Nei casi più rari è possibile che il medico richieda un approfondimento tramite risonanza magneticao eletrrmiografiaper permettere una più specifica diagnosi differenziale da ernie discali cervicali o compressioni nervose (sindrome dello stretto toracico, stenosi canale vertebrale).
TERAPIA DELL’EPICONDILITE
Nell’80-90% dei casi il trattamento è di tipo conservativo che comprende un ciclo di riabilitazione di tipo fisioterapico.
Nei casi più gravi o nel caso di recidive multiple (cronicità) è possibile intervenire in modo più invasivo tramite l’utilizzo di:
- PRP(platelet rich plasma o plasma ricco di piastrine): una nuova metodica in ambito di medicina rigenerativa in cui si utilizzano infiltrazioni di una miscela di plasma sanguigno arricchito di piastrine autologhe (cioè provenienti dallo stesso paziente) con alta capacità rigenerativa dei tessuti.
- Infiltrazioni di corticosteroidi: come il cortisone, con lo scopo antinffiammatorio.
- Intervento di scarificazione: nei casi di tendinopatia inserzionale cronica, si può intervenire creando una “ferita” chirurgica in grado di arrestare i processi degenerativi andando a ricreare una nuova rivascolarizzazione del tessuto e di conseguenza una nuova rigenerazione cellulare.

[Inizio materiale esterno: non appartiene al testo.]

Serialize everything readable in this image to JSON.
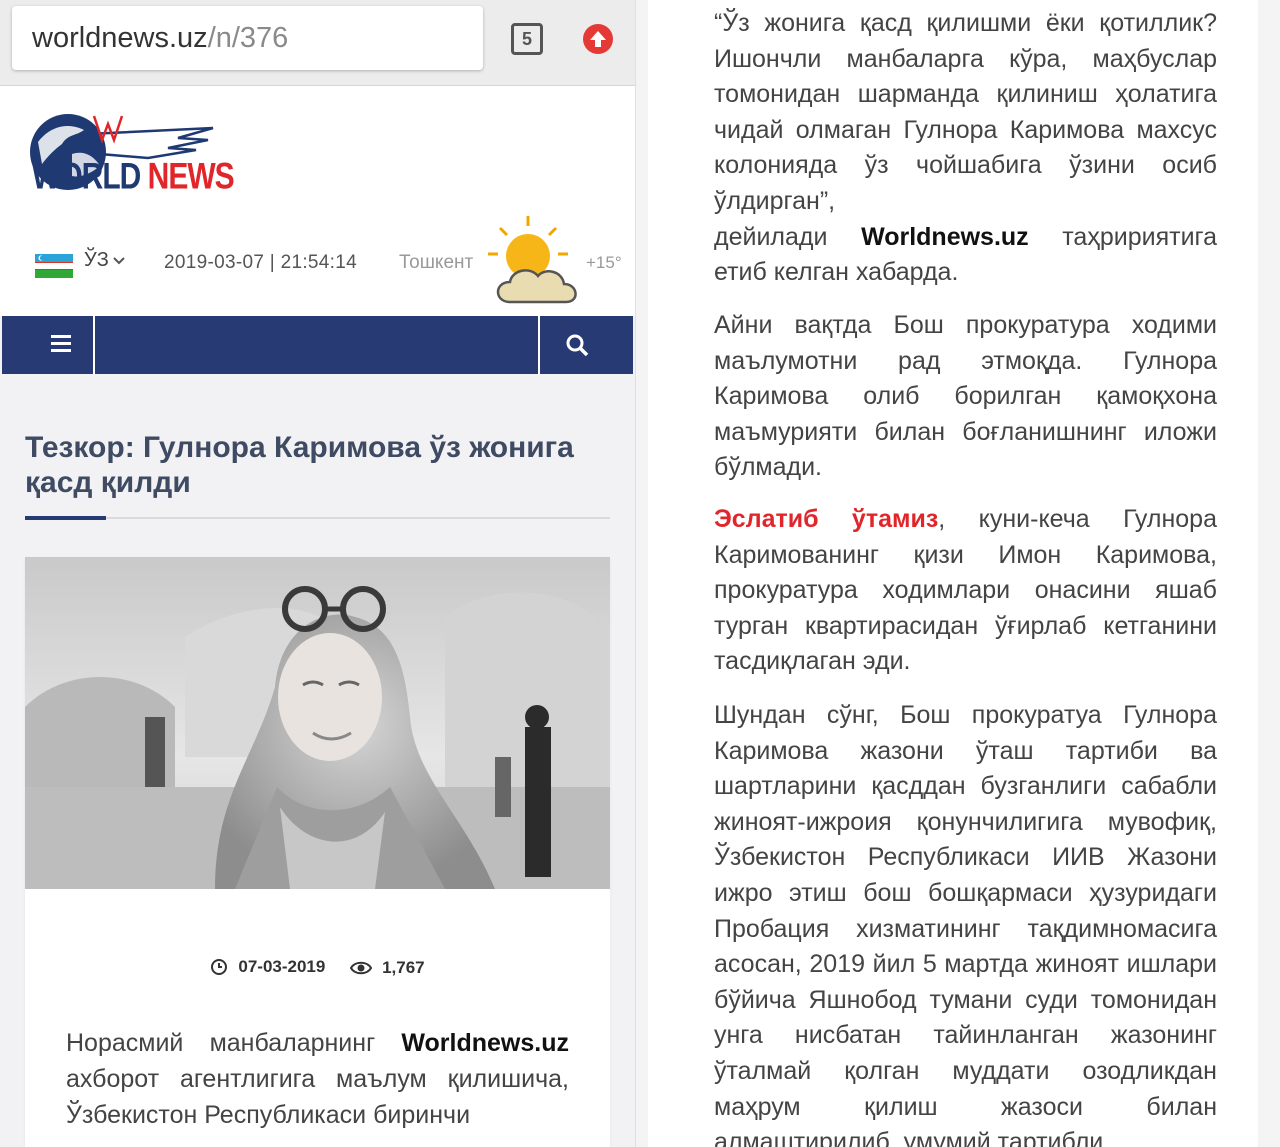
{
  "browser": {
    "url_domain": "worldnews.uz",
    "url_path": "/n/376",
    "tab_count": "5"
  },
  "site": {
    "logo_text_world": "WORLD",
    "logo_text_news": "NEWS",
    "language": "ЎЗ",
    "datetime": "2019-03-07 | 21:54:14",
    "city": "Тошкент",
    "temperature": "+15°"
  },
  "article": {
    "title": "Тезкор: Гулнора Каримова ўз жонига қасд қилди",
    "date": "07-03-2019",
    "views": "1,767",
    "lead_1": "Норасмий манбаларнинг",
    "lead_brand": "Worldnews.uz",
    "lead_2": "ахборот агентлигига маълум қилишича, Ўзбекистон Республикаси биринчи"
  },
  "continuation": {
    "p1_text": "“Ўз жонига қасд қилишми ёки қотиллик? Ишончли манбаларга кўра, маҳбуслар томонидан шарманда қилиниш ҳолатига чидай олмаган Гулнора Каримова махсус колонияда ўз чойшабига ўзини осиб ўлдирган”,",
    "p1_pre": "дейилади",
    "p1_brand": "Worldnews.uz",
    "p1_post": "таҳририятига етиб келган хабарда.",
    "p2": "Айни вақтда Бош прокуратура ходими маълумотни рад этмоқда. Гулнора Каримова олиб борилган қамоқхона маъмурияти билан боғланишнинг иложи бўлмади.",
    "p3_highlight": "Эслатиб ўтамиз",
    "p3_rest": ", куни-кеча Гулнора Каримованинг қизи Имон Каримова, прокуратура ходимлари онасини яшаб турган квартирасидан ўғирлаб кетганини тасдиқлаган эди.",
    "p4": "Шундан сўнг, Бош прокуратуа Гулнора Каримова жазони ўташ тартиби ва шартларини қасддан бузганлиги сабабли жиноят-ижроия қонунчилигига мувофиқ, Ўзбекистон Республикаси ИИВ Жазони ижро этиш бош бошқармаси ҳузуридаги Пробация хизматининг тақдимномасига асосан, 2019 йил 5 мартда жиноят ишлари бўйича Яшнобод тумани суди томонидан унга нисбатан тайинланган жазонинг ўталмай қолган муддати озодликдан маҳрум қилиш жазоси билан алмаштирилиб, умумий тартибли"
  },
  "icons": {
    "tabs": "tabs-counter-icon",
    "upload": "upload-arrow-icon",
    "menu": "hamburger-menu-icon",
    "search": "search-icon",
    "clock": "clock-icon",
    "views": "eye-icon",
    "weather": "partly-cloudy-icon",
    "flag": "uzbekistan-flag-icon"
  },
  "colors": {
    "nav": "#283a73",
    "brand_red": "#e0262a",
    "title": "#3f4b63"
  }
}
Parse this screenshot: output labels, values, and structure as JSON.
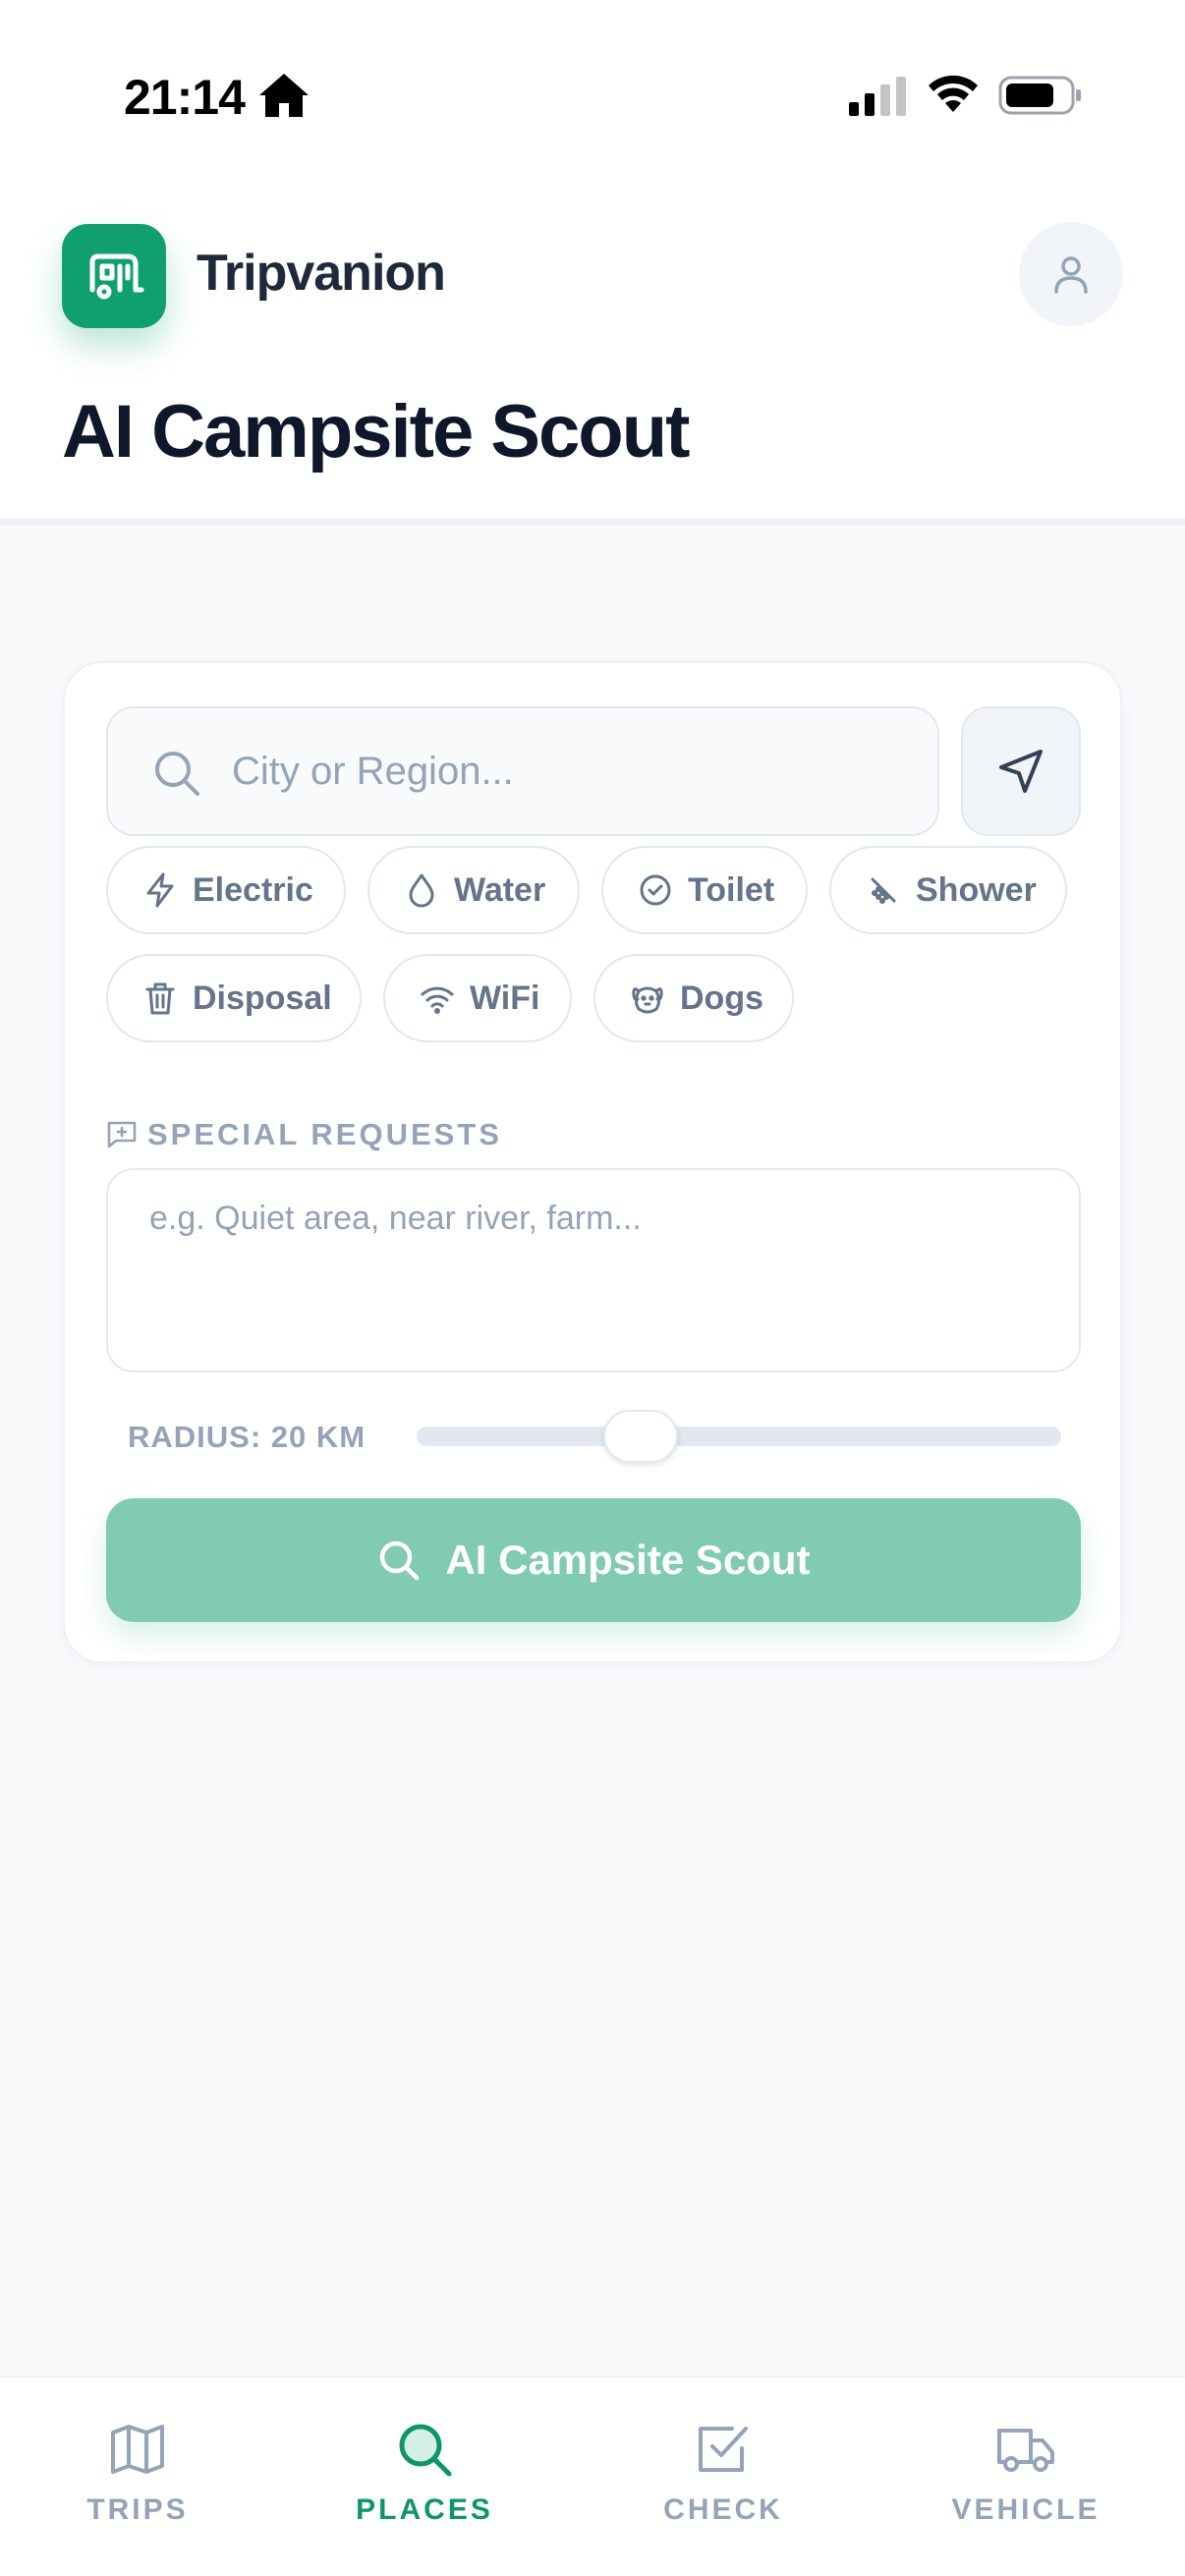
{
  "status_bar": {
    "time": "21:14",
    "icons": [
      "home-icon",
      "cellular-signal-icon",
      "wifi-icon",
      "battery-icon"
    ]
  },
  "header": {
    "app_name": "Tripvanion",
    "logo_icon": "caravan-icon",
    "profile_icon": "user-icon",
    "title": "AI Campsite Scout"
  },
  "search": {
    "placeholder": "City or Region...",
    "value": "",
    "icon": "search-icon",
    "locate_icon": "navigation-arrow-icon"
  },
  "amenities": [
    {
      "label": "Electric",
      "icon": "lightning-icon",
      "selected": false
    },
    {
      "label": "Water",
      "icon": "droplet-icon",
      "selected": false
    },
    {
      "label": "Toilet",
      "icon": "check-circle-icon",
      "selected": false
    },
    {
      "label": "Shower",
      "icon": "shower-icon",
      "selected": false
    },
    {
      "label": "Disposal",
      "icon": "trash-icon",
      "selected": false
    },
    {
      "label": "WiFi",
      "icon": "wifi-icon",
      "selected": false
    },
    {
      "label": "Dogs",
      "icon": "dog-icon",
      "selected": false
    }
  ],
  "special_requests": {
    "label": "SPECIAL REQUESTS",
    "icon": "message-plus-icon",
    "placeholder": "e.g. Quiet area, near river, farm...",
    "value": ""
  },
  "radius": {
    "label": "RADIUS: 20 KM",
    "value_km": 20,
    "level": 0.29
  },
  "scout_button": {
    "label": "AI Campsite Scout",
    "icon": "search-icon",
    "enabled": false
  },
  "bottom_nav": [
    {
      "label": "TRIPS",
      "icon": "map-icon",
      "active": false
    },
    {
      "label": "PLACES",
      "icon": "search-icon",
      "active": true
    },
    {
      "label": "CHECK",
      "icon": "checkbox-icon",
      "active": false
    },
    {
      "label": "VEHICLE",
      "icon": "truck-icon",
      "active": false
    }
  ],
  "colors": {
    "brand": "#10a06f",
    "brand_disabled": "#81cbb1",
    "nav_active": "#0e9668",
    "muted": "#94a3b8",
    "chip_text": "#64748b",
    "title": "#0f172a"
  }
}
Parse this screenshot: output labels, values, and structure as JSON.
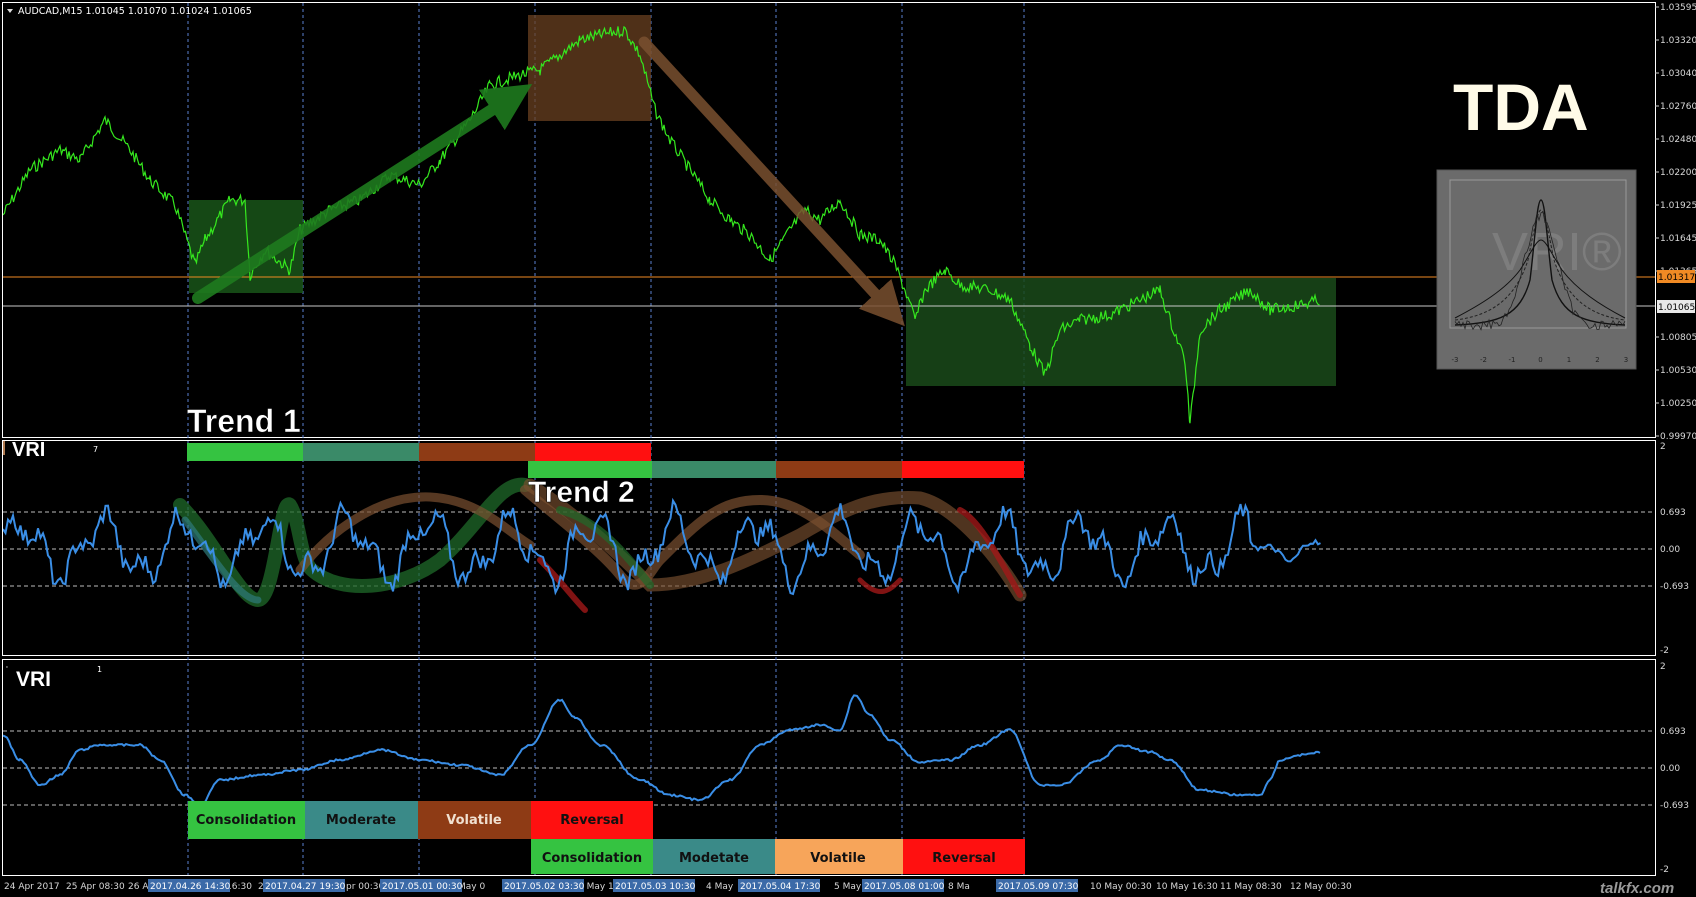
{
  "window": {
    "symbol_header": "AUDCAD,M15  1.01045 1.01070 1.01024 1.01065",
    "price_tag_orange": "1.01317",
    "price_tag_white": "1.01065"
  },
  "overlay": {
    "brand": "TDA",
    "trend1": "Trend 1",
    "trend2": "Trend 2",
    "vri_watermark": "VRI®",
    "curve_axis_ticks": [
      "-3",
      "-2",
      "-1",
      "0",
      "1",
      "2",
      "3"
    ]
  },
  "indicator1": {
    "label": "VRI",
    "param": "7",
    "levels": [
      "2",
      "0.693",
      "0.00",
      "-0.693",
      "-2"
    ]
  },
  "indicator2": {
    "label": "VRI",
    "param": "1",
    "levels": [
      "2",
      "0.693",
      "0.00",
      "-0.693",
      "-2"
    ]
  },
  "colors": {
    "price": "#35e81e",
    "vri": "#3a8ee6",
    "consolidation": "#35c341",
    "moderate": "#3a8a88",
    "volatile1": "#8e3b15",
    "reversal": "#ff1010",
    "volatile2": "#f7a55a",
    "orange_line": "#f08a24"
  },
  "stages_row1": [
    "Consolidation",
    "Moderate",
    "Volatile",
    "Reversal"
  ],
  "stages_row2": [
    "Consolidation",
    "Modetate",
    "Volatile",
    "Reversal"
  ],
  "time_axis": {
    "labels": [
      "24 Apr 2017",
      "25 Apr 08:30",
      "26 A",
      "16:30",
      "2",
      "pr 00:30",
      "May 0",
      "2 May 1",
      "4 May",
      "5 May",
      "8 Ma",
      "03:30",
      "10 May 00:30",
      "10 May 16:30",
      "11 May 08:30",
      "12 May 00:30"
    ],
    "highlights": [
      "2017.04.26 14:30",
      "2017.04.27 19:30",
      "2017.05.01 00:30",
      "2017.05.02 03:30",
      "2017.05.03 10:30",
      "2017.05.04 17:30",
      "2017.05.08 01:00",
      "2017.05.09 07:30"
    ]
  },
  "price_axis": [
    "1.03595",
    "1.03320",
    "1.03040",
    "1.02760",
    "1.02480",
    "1.02200",
    "1.01925",
    "1.01645",
    "1.01365",
    "1.00805",
    "1.00530",
    "1.00250",
    "0.99970"
  ],
  "watermark": "talkfx.com"
}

- Interventi di fascectomia: interventi chirurgici di rimozione del tessuto fibrotico che può essere eseguito sia a cielo aperto (tramite incisione chirurgica di circa 5 cm) o in artroscopia.
FISIOTERAPIA E PREVENZIONE
Il percorso conservativo si può dividere in 3 fasi principali:
- fase acuta: ridurre lo stato infiammatorio e la sintomatologia del dolore
- fase sub-acuta: recupero del movimento specifico, rinforzo muscolare eccentrico e ritorno alla pratica sportiva/lavorativa
- prevenzione delle recidive (fase di mantenimento): esercizi specifici e accorgimenti per evitare il ritorno della patologia
Prima fase acuta:
- riposo
- trattamento farmacologico per via orale
- crioterapia
- laserterapia
- ultrasuono
- onde d’urto
- massaggio
- tecniche osteopatiche
Seconda fase sub-acuta:
- esercizi di stretching
- esercizi di rinforzo eccentrico e concentrico della muscolatura interessata
- esercizi propriocettivi
- ripresa dell’attività e correzione del gesto specifico: come può essere la correzione di un gesto sportivo.
Terza fase di mantenimento e di prevenzione delle recidive:
- creazione di un programma di esercizi di riscaldamento e di defaticamento da svolgere prima dell’attività sportiva o dopo l’attività lavorativa.
- Mantenere controlli a distanza regolari con il proprio medico o fisioterapista per poter monitorare la situazione nei 3-6 mesi successivi all’infortunio.